Si l’on ne devait retenir qu’un seul dénominateur commun à tous les pays de la Méditerranée, ce serait celui-là : l’olivier, dont le feuillage argenté recouvre les plaines et les collines. Il est le marqueur incontestable, objectif, quantifiable du monde méditerranéen. Originaire d’Asie Mineure, il a sans doute été domestiqué dès le IVe millénaire avant J.-C., et sous l’Empire romain l’oléiculture était déjà répandue dans tout le Bassin. Aujourd’hui, la Méditerranée concentre 90 % des oliviers cultivés dans le monde.

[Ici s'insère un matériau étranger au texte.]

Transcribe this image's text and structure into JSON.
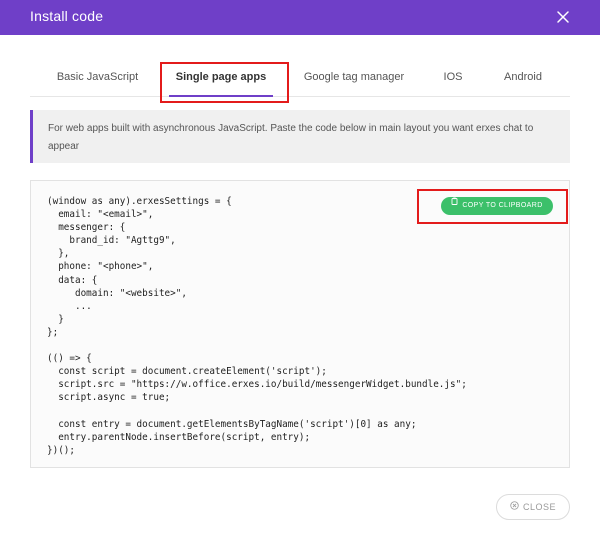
{
  "header": {
    "title": "Install code",
    "close_icon": "close-icon"
  },
  "tabs": [
    {
      "label": "Basic JavaScript"
    },
    {
      "label": "Single page apps",
      "active": true
    },
    {
      "label": "Google tag manager"
    },
    {
      "label": "IOS"
    },
    {
      "label": "Android"
    }
  ],
  "info": {
    "text": "For web apps built with asynchronous JavaScript. Paste the code below in main layout you want erxes chat to appear"
  },
  "code": {
    "text": "(window as any).erxesSettings = {\n  email: \"<email>\",\n  messenger: {\n    brand_id: \"Agttg9\",\n  },\n  phone: \"<phone>\",\n  data: {\n     domain: \"<website>\",\n     ...\n  }\n};\n\n(() => {\n  const script = document.createElement('script');\n  script.src = \"https://w.office.erxes.io/build/messengerWidget.bundle.js\";\n  script.async = true;\n\n  const entry = document.getElementsByTagName('script')[0] as any;\n  entry.parentNode.insertBefore(script, entry);\n})();"
  },
  "copy_button": {
    "label": "COPY TO CLIPBOARD",
    "icon": "clipboard-icon"
  },
  "close_button": {
    "label": "CLOSE",
    "icon": "cancel-circle-icon"
  },
  "colors": {
    "header": "#6f3fc8",
    "accent": "#6f3fc8",
    "copy_button": "#3cc06a",
    "highlight": "#e31b1b"
  }
}
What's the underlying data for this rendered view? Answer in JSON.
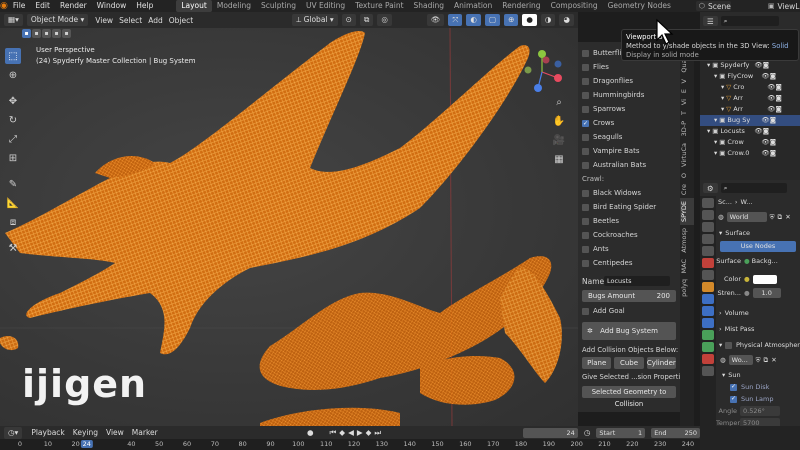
{
  "topbar": {
    "menus": [
      "File",
      "Edit",
      "Render",
      "Window",
      "Help"
    ],
    "workspaces": [
      "Layout",
      "Modeling",
      "Sculpting",
      "UV Editing",
      "Texture Paint",
      "Shading",
      "Animation",
      "Rendering",
      "Compositing",
      "Geometry Nodes"
    ],
    "active_workspace": "Layout",
    "scene_label": "Scene",
    "view_layer_label": "ViewLayer"
  },
  "viewport_header": {
    "mode": "Object Mode",
    "menus": [
      "View",
      "Select",
      "Add",
      "Object"
    ],
    "orientation": "Global"
  },
  "viewport": {
    "view_name": "User Perspective",
    "collection_info": "(24) Spyderfy Master Collection | Bug System"
  },
  "tooltip": {
    "title": "Viewport S",
    "line1": "Method to",
    "line1_rest": "y/shade objects in the 3D View:",
    "line1_value": "Solid",
    "line2": "Display in solid mode"
  },
  "npanel": {
    "fly_items": [
      {
        "label": "Butterflie",
        "checked": false
      },
      {
        "label": "Flies",
        "checked": false
      },
      {
        "label": "Dragonflies",
        "checked": false
      },
      {
        "label": "Hummingbirds",
        "checked": false
      },
      {
        "label": "Sparrows",
        "checked": false
      },
      {
        "label": "Crows",
        "checked": true
      },
      {
        "label": "Seagulls",
        "checked": false
      },
      {
        "label": "Vampire Bats",
        "checked": false
      },
      {
        "label": "Australian Bats",
        "checked": false
      }
    ],
    "crawl_label": "Crawl:",
    "crawl_items": [
      {
        "label": "Black Widows",
        "checked": false
      },
      {
        "label": "Bird Eating Spider",
        "checked": false
      },
      {
        "label": "Beetles",
        "checked": false
      },
      {
        "label": "Cockroaches",
        "checked": false
      },
      {
        "label": "Ants",
        "checked": false
      },
      {
        "label": "Centipedes",
        "checked": false
      }
    ],
    "name_label": "Name",
    "name_value": "Locusts",
    "bugs_amount_label": "Bugs Amount",
    "bugs_amount_value": "200",
    "add_goal_label": "Add Goal",
    "add_bug_system": "Add Bug System",
    "collision_label": "Add Collision Objects Below:",
    "collision_buttons": [
      "Plane",
      "Cube",
      "Cylinder"
    ],
    "give_selected": "Give Selected ...sion Properties:",
    "selected_geometry": "Selected Geometry to Collision"
  },
  "vtabs": [
    "Quad Re",
    "V",
    "E",
    "Vi",
    "T",
    "3D-P",
    "VirtuCa",
    "O",
    "Cre",
    "SPYDE",
    "Atmosp",
    "MAC",
    "polyq"
  ],
  "outliner": {
    "rows": [
      {
        "label": "Spyderfy",
        "indent": 1,
        "selected": false
      },
      {
        "label": "FlyCrow",
        "indent": 2,
        "selected": false
      },
      {
        "label": "Cro",
        "indent": 3,
        "selected": false
      },
      {
        "label": "Arr",
        "indent": 3,
        "selected": false
      },
      {
        "label": "Arr",
        "indent": 3,
        "selected": false
      },
      {
        "label": "Bug Sy",
        "indent": 2,
        "selected": true
      },
      {
        "label": "Locusts",
        "indent": 1,
        "selected": false
      },
      {
        "label": "Crow",
        "indent": 2,
        "selected": false
      },
      {
        "label": "Crow.0",
        "indent": 2,
        "selected": false
      }
    ]
  },
  "properties": {
    "scene_crumb": "Sc...",
    "world_crumb": "W...",
    "world_name": "World",
    "surface_header": "Surface",
    "use_nodes": "Use Nodes",
    "surface_label": "Surface",
    "surface_value": "Backg...",
    "color_label": "Color",
    "strength_label": "Stren...",
    "strength_value": "1.0",
    "volume_header": "Volume",
    "mist_header": "Mist Pass",
    "atmos_header": "Physical Atmospher",
    "atmos_object": "Wo...",
    "sun_header": "Sun",
    "sun_disk": "Sun Disk",
    "sun_lamp": "Sun Lamp",
    "angle_label": "Angle",
    "angle_value": "0.526°",
    "temp_label": "Tempera",
    "temp_value": "5700"
  },
  "timeline": {
    "menus": [
      "Playback",
      "Keying",
      "View",
      "Marker"
    ],
    "current_frame": "24",
    "start_label": "Start",
    "start_value": "1",
    "end_label": "End",
    "end_value": "250",
    "ticks": [
      "0",
      "10",
      "20",
      "24",
      "40",
      "50",
      "60",
      "70",
      "80",
      "90",
      "100",
      "110",
      "120",
      "130",
      "140",
      "150",
      "160",
      "170",
      "180",
      "190",
      "200",
      "210",
      "220",
      "230",
      "240"
    ]
  },
  "watermark": "ijigen",
  "colors": {
    "accent": "#4772b3",
    "wire": "#ff8a1f",
    "current_frame": "#4772b3"
  }
}
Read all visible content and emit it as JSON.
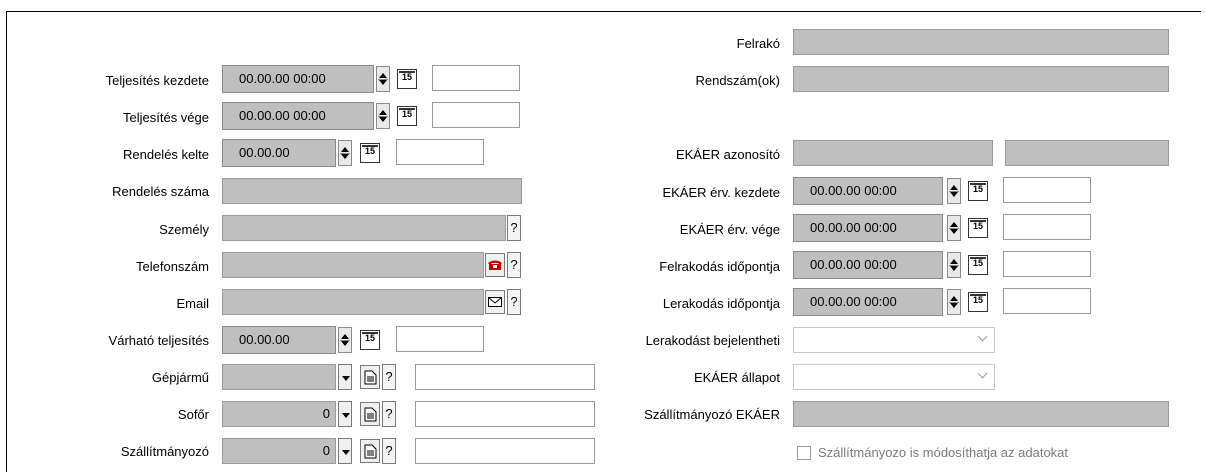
{
  "left": {
    "labels": {
      "teljesites_kezdete": "Teljesítés kezdete",
      "teljesites_vege": "Teljesítés vége",
      "rendeles_kelte": "Rendelés kelte",
      "rendeles_szama": "Rendelés száma",
      "szemely": "Személy",
      "telefonszam": "Telefonszám",
      "email": "Email",
      "varhato_teljesites": "Várható teljesítés",
      "gepjarmu": "Gépjármű",
      "sofor": "Sofőr",
      "szallitmanyozo": "Szállítmányozó"
    },
    "values": {
      "teljesites_kezdete": "00.00.00 00:00",
      "teljesites_vege": "00.00.00 00:00",
      "rendeles_kelte": "00.00.00",
      "varhato_teljesites": "00.00.00",
      "sofor": "0",
      "szallitmanyozo": "0"
    }
  },
  "right": {
    "labels": {
      "felrako": "Felrakó",
      "rendszamok": "Rendszám(ok)",
      "ekaer_azonosito": "EKÁER azonosító",
      "ekaer_erv_kezdete": "EKÁER érv. kezdete",
      "ekaer_erv_vege": "EKÁER érv. vége",
      "felrakodas_idopontja": "Felrakodás időpontja",
      "lerakodas_idopontja": "Lerakodás időpontja",
      "lerakodast_bejelentheti": "Lerakodást bejelentheti",
      "ekaer_allapot": "EKÁER állapot",
      "szallitmanyozo_ekaer": "Szállítmányozó EKÁER"
    },
    "values": {
      "ekaer_erv_kezdete": "00.00.00 00:00",
      "ekaer_erv_vege": "00.00.00 00:00",
      "felrakodas_idopontja": "00.00.00 00:00",
      "lerakodas_idopontja": "00.00.00 00:00"
    },
    "checkbox_label": "Szállítmányozo is módosíthatja az adatokat"
  },
  "buttons": {
    "help": "?",
    "calendar": "15"
  }
}
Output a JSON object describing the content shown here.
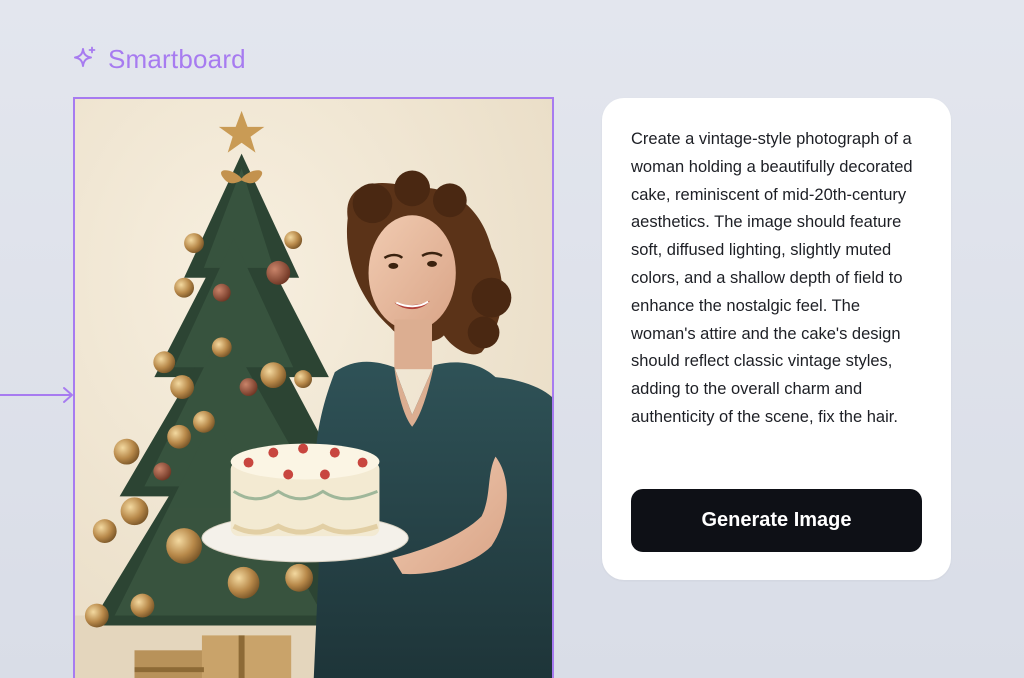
{
  "header": {
    "title": "Smartboard",
    "icon": "sparkle-icon",
    "accent_color": "#a77bf0"
  },
  "canvas": {
    "connector_icon": "arrow-right-icon"
  },
  "prompt_card": {
    "prompt_text": "Create a vintage-style photograph of a woman holding a beautifully decorated cake, reminiscent of mid-20th-century aesthetics. The image should feature soft, diffused lighting, slightly muted colors, and a shallow depth of field to enhance the nostalgic feel. The woman's attire and the cake's design should reflect classic vintage styles, adding to the overall charm and authenticity of the scene, fix the hair.",
    "generate_button_label": "Generate Image",
    "button_color": "#0e1016"
  }
}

Ce n’est donc pas qu’un mythe, un symbole de paix un peu éventé dans cette région du globe si souvent déchirée par les conflits, mais une réalité qui façonne les paysages et les habitudes alimentaires. Voyager un an autour de la Méditerranée, c’est avoir toujours un olivier dans son champ de vision, et de l’huile d’olive dans son assiette.
Il faut y ajouter le blé et la vigne pour obtenir la sainte trinité du régime méditerranéen. L’islam étant passé par-là, les pays musulmans se privent désormais de vin et n’ont gardé que deux de ces trois piliers traditionnels. Nous avons pourtant trouvé du vin partout, qu’il soit officiellement destiné aux touristes ou bien que la présence d’une minorité chrétienne, comme en Égypte ou en Syrie, justifie sa production et sa commercialisation. En Égypte, nous avons apprécié le rouge Omar Khayyam, du nom du grand poète persan du XIe siècle qui chantait les louanges du vin et de l’amour. En Syrie, c’est à Maaloula, village araméen au nord de Damas, que nous avons fait provision d’un vin doux local. Il n’y a guère qu’en Libye que l’interdit semble respecté à la lettre : impossible de dénicher une goutte d’alcool, même dans les hôtels cinq étoiles réservés à une clientèle internationale d’hommes d’affaires. Personnellement ça ne m’a pas manqué, je peux très bien me passer de vin en voyage. Mais les nombreux expatriés qui travaillent pour les compagnies pétrolières ne le voient pas de cet œil-là. Il faut dire qu’ils mènent une vie plutôt austère et doivent rapidement s’ennuyer, la Libye n’offrant pas une folle palette de divertissements. Un Autrichien nous a raconté sous le sceau du secret que les expatriés européens organisaient entre eux un concours de vin maison : ils achètent des centaines de kilos de raisin et fabriquent leur propre vin en toute clandestinité, dans la baignoire. Une fois par an a lieu une dégustation pour élire le meilleur cru, au cours d’une garden-party bien arrosée. Celui que nous avons goûté n’était pas médaille d’or, et pour tout dire je préfère l’abstinence à ce genre de piquette !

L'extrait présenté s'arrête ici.